Parceria estratégica entre Kraken e Bunq reforça avanço das criptomoedas em bancos digitais
Kraken aposta no Bunq em um movimento que marca uma virada na estratégia da exchange. Com isso, ao oferecer sua solução Kraken Embed a um dos principais neobancos europeus, a empresa acelera sua busca por novos usuários e, consequentemente, amplia sua presença em mercados regulamentados. Dessa forma, essa iniciativa mostra como as fintechs estão se tornando peças-chave na adoção das criptomoedas.
A aliança com o neobanco holandês Bunq foi, segundo Brett McLain, chefe de blockchain da Kraken, um movimento decisivo. Em suas declarações, McLain revelou que a parceria surgiu de forma inesperada e rápida. Por esse motivo, o caso demonstra o potencial do modelo Embed para atrair negócios interessados em integrar ativos digitais sem que seja necessário enfrentar grandes esforços técnicos ou legais.
Kraken aposta no Bunq para expansão
Segundo McLain, a Bunq havia considerado outra empresa para integrar criptoativos, no entanto, escolheu a Kraken de última hora. Apesar do curto prazo, com pouco tempo e ajustes mínimos, o serviço foi lançado em semanas. Desde então, a solução da Kraken permite que o Bunq ofereça mais de 400 criptomoedas aos seus clientes europeus.
Esse avanço é significativo. A Europa, conhecida por sua forte regulação, impõe desafios à entrada de novas ofertas financeiras. Apesar disso, a Kraken conseguiu viabilizar a operação sem que o Bunq precisasse obter uma licença direta sob o regulamento MiCA. Por esse motivo, esse detalhe pode atrair outras empresas com os mesmos objetivos.

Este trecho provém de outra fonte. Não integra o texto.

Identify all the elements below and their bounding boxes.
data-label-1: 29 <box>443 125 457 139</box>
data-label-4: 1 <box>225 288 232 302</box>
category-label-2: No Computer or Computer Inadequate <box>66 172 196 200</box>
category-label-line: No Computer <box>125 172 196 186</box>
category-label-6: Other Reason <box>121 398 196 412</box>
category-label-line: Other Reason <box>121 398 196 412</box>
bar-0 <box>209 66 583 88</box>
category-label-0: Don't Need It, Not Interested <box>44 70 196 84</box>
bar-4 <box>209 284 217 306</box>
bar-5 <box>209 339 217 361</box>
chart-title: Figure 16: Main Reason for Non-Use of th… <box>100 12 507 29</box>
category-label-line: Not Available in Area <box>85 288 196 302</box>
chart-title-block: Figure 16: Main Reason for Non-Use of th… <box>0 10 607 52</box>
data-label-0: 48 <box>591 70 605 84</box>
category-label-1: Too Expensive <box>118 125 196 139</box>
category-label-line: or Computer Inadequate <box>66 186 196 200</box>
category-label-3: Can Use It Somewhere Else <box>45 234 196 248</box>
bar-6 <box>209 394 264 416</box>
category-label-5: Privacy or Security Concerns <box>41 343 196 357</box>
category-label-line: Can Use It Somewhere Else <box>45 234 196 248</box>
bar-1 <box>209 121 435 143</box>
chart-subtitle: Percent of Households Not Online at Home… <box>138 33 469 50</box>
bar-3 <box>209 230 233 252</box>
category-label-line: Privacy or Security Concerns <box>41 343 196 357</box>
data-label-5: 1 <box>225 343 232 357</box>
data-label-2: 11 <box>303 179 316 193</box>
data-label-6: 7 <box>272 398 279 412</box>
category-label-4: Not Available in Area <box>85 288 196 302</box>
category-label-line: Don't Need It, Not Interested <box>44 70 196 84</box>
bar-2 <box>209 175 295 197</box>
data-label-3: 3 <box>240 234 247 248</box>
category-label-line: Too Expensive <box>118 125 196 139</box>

Embed reduz custos e acelera adoção
A solução Kraken Embed promete simplificar o acesso ao mercado cripto. Além de facilitar a integração, ela reduz gastos com engenharia, bem como alivia exigências regulatórias e jurídicas. Nesse contexto, para empresas que desejam entrar nesse setor, o Embed surge como uma alternativa eficiente e escalável.
Enquanto isso, a concorrência também se movimenta. A Coinbase oferece um modelo similar de criptomoeda como serviço (CaaS). Recentemente, anunciou que a Webull passará a usar sua plataforma. Mas nem tudo são boas notícias: a Coinbase enfrenta agora uma crise de segurança.
Desafios da Coinbase favorecem concorrência
Na última semana, a Coinbase revelou uma violação de dados. Segundo seu CEO, Brian Armstrong, agentes de suporte foram subornados. Dados bancários e pessoais de menos de 1% dos usuários foram comprometidos. A corretora estima perdas de até US$ 400 milhões.
Embora especialistas minimizem o impacto no crescimento da empresa, o incidente pode afetar a percepção do mercado. A Kraken, que também já teve falhas no passado, aproveita o momento para reforçar sua posição. Agora, com a confiança de empresas como o Bunq, busca novos parceiros nos EUA, Reino Unido, Canadá e Austrália.
Kraken aposta no Bunq e mira o topo
Com 17 milhões de clientes, o Bunq oferece à Kraken acesso a uma base ampla e ativa na Europa. Isso pode ampliar a presença da exchange, que já atende 13 milhões de usuários globalmente. Segundo McLain, o objetivo é fechar novas parcerias ainda em 2025.
A rápida execução com o Bunq reforça o apelo da Kraken junto a neobancos e fintechs. Essas empresas valorizam soluções ágeis e escaláveis. Com o Embed, a Kraken oferece uma porta de entrada para o universo cripto, sem as barreiras tradicionais. A aposta no Bunq é, portanto, mais do que estratégica. É um modelo que pode se repetir em escala global.